Wherein AFFotD Declares a CULTURE WAR on the Great Nation of Japan


~American Consumers

If America and Japan were listed in a relationship on facebook (and if they were 15 years old) it would absolutely say “It’s Complicated.”  Japan not only attacked Pearl Harbor, they did so in a way to inspire Michael Bay to make a movie about it, while America got back at them by dropping two atomic bombs on them.  But despite the animosities of the past, Japan has always had a vested interest in Western Culture, and in many ways has tried to emulate and mimic the practices of European and American cultures.

Unfortunately, this is the origin of the phrase, “Goddamn it Japan, you’re doing it wrong!”  When the West started brutally Imperializing other countries, Japan took it to uncomfortable levels by trying to make the Korean language illegal.  When the West started making warplanes, Japan decided to turn them into suicidal fireballs.  When Japan noticed that the West has rounder eyes, they started mutilating themselves to look less Asian.

Thankfully, there’s always been a cultural gap between America and Japan.  While we spend our time trying to find ways to replace bread with fried chicken in sandwich preparation, Japan tries to make steak out of fecal matter.  While we invented the Internet, Japan invented roughly 60% of the creepier porn that goes on it.

However, we at AFFotD have just discovered that Japan might be gearing up for a cultural war with America by doing what America does best without adding tentacles.  It’s a terrifying time for all of us.  These are the stakes.

CULTURE WAR:  Burger King in Japan Tries To Out-America America

Burger King is an American corporation, and despite what you would assume, Japanese Burger King is not a sick sex act, it’s the Japanese branch of the fast food chain.  This makes their use of incredibly American promotions in Japan all the more frustrating.  They’re trying to teach Japan how to be more American than America, and we can’t have that.  Culture War.  It’s on, bitches.

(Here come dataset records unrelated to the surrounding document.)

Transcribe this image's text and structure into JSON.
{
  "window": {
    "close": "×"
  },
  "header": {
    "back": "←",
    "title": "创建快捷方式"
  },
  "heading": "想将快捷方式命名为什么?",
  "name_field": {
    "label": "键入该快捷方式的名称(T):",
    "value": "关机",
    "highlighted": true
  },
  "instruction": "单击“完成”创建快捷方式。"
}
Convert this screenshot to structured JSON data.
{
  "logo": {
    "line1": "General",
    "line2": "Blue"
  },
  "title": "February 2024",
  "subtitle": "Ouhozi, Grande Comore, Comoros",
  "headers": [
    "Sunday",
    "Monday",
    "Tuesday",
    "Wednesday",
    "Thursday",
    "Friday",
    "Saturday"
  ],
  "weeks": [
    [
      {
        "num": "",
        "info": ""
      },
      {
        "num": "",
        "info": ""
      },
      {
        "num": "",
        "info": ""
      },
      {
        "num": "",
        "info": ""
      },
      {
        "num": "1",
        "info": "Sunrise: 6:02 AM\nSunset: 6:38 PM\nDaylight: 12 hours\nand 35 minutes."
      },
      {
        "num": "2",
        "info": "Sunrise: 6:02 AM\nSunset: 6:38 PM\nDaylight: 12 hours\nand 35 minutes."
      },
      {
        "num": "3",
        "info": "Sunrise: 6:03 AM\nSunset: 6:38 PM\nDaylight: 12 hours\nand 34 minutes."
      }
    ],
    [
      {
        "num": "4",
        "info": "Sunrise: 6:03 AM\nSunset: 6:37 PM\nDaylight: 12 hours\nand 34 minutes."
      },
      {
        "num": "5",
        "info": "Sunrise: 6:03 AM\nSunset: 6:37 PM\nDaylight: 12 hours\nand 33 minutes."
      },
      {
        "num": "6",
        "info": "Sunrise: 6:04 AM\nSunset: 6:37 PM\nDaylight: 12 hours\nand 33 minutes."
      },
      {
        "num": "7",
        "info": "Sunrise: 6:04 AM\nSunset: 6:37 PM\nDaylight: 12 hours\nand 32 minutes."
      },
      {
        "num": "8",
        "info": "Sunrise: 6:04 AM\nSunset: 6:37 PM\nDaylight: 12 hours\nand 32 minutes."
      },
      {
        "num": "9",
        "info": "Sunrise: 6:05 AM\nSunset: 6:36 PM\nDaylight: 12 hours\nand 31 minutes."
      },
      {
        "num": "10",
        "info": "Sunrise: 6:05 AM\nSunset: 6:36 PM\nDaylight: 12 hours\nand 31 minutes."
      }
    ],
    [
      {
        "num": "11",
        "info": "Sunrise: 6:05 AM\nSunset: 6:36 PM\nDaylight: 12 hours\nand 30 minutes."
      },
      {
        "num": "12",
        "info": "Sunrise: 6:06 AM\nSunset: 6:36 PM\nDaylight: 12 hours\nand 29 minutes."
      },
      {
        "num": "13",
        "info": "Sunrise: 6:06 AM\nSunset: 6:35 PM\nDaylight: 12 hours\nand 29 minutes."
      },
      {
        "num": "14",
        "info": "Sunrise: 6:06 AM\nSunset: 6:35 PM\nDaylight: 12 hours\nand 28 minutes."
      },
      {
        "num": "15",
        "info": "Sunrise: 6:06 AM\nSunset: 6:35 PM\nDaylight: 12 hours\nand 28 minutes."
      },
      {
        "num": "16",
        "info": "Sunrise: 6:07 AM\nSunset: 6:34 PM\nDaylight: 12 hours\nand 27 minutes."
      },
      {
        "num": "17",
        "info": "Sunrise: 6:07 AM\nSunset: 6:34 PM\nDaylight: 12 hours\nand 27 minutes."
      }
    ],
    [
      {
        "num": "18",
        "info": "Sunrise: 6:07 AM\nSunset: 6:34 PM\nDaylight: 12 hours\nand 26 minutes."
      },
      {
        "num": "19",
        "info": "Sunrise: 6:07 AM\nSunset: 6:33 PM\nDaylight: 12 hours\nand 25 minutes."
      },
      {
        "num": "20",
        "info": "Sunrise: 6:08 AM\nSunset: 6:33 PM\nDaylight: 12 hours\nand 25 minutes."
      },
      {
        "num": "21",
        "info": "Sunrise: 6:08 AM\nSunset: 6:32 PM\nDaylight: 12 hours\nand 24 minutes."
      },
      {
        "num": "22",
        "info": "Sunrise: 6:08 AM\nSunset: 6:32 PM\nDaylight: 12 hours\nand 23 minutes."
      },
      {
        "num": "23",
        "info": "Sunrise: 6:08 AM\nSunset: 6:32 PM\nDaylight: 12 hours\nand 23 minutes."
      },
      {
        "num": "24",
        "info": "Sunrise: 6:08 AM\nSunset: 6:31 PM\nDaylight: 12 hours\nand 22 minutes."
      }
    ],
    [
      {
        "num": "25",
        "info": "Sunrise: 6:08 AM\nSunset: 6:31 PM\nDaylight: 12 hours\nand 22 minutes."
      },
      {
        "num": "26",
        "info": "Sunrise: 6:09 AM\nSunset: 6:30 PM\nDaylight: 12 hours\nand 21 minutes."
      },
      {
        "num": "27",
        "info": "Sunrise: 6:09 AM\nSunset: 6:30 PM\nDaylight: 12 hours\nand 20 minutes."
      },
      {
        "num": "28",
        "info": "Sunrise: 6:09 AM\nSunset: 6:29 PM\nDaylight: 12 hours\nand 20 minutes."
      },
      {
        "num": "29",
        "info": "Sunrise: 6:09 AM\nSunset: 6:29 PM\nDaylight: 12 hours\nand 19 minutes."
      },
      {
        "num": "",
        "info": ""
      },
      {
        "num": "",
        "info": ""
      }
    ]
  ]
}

Now, while many of you saw the seven patty Whopper and thought, “Wow, that’s pretty goddamn American” you’d actually be getting ahead of yourself.  Seven Hamburger patties placed together to make a monstrosity in the name of advertising a software product is actually just cartoonish enough to be more in the vein of “Goddamn it, Japan, you’re doing it wrong!”

But, increasingly, due to the nefarious Culture War instigating actions of Burger King’s Japan locations, Japan is starting to do it right.  For example, in April of this year, they unleashed the Meat Monster to terrorize the streets of Tokyo.  While this food should clearly have originated in America, it was the Japanese who first got to experience the 1,160 caloric combination of two hamburgers, a chicken breast, two slices of cheese, and three pieces of bacon.  It’s a glorious monstrosity which should be fueling America’s future healthcare costs, but instead is being used by Burger King Japan as a warning shot in the inevitable Culture War.  Just look at this thing.

Don’t look if you’re keeping Kosher, it will literally melt your eyeballs

As troubling as this development is, the most recent promotion by Japanese Burger King (again, not a sex act, at least not until we finish writing our urban dictionary entry) has pushed things into a frightening area that could lead to Japan attempting to challenge America on who is more American.  These geniuses/monsters are marketing an all you can eat Whopper special.

Japanese Burger King (not the sexual act that involves a Japanese Flag, a Tupperware container, and a crown made out of Tamagotchis) has taken two American institutions- the hamburger, and the all-you-can-eat special, and has merged in a way that America hasn’t even considered.

That’s right.  Culture War.  If Japan is going to try to Out-America America, we’ve got to Americanize the hell out of Japanese staples and make them American.  The partial list would include

–          Sushi that replaces the fish with steak tartar, and which replaces the rice with more steak tartar.  Basically just take a hunk of ground up, raw steak and call it sushi.  That’ll teach them.

–          Did you know Japan eats seaweed salad?  We’re not going to do anything with that, but every time Japan tries to show us how American they are with their all-you-can-eat Whopper specials, just point out the fact that we at least don’t eat seaweed and call it a salad.

–          Stop taking Saki-bombs until further notice.  You’ll have to rely on Jager bombs until this ban is lifted.

–          Make a movie about Samurais, but put Tom Cruise in it.  Oh wait, too late motherfuckers.

America needs to stay vigilant if we are to weather this storm.  Be as American as you possibly can.  Even if you can’t find all-you-can-eat fast food, order as many burgers as you can physically fit in your stomach.  We can’t let Japan become better at being American.  And, as long as we stay drunk enough, God willing, we won’t.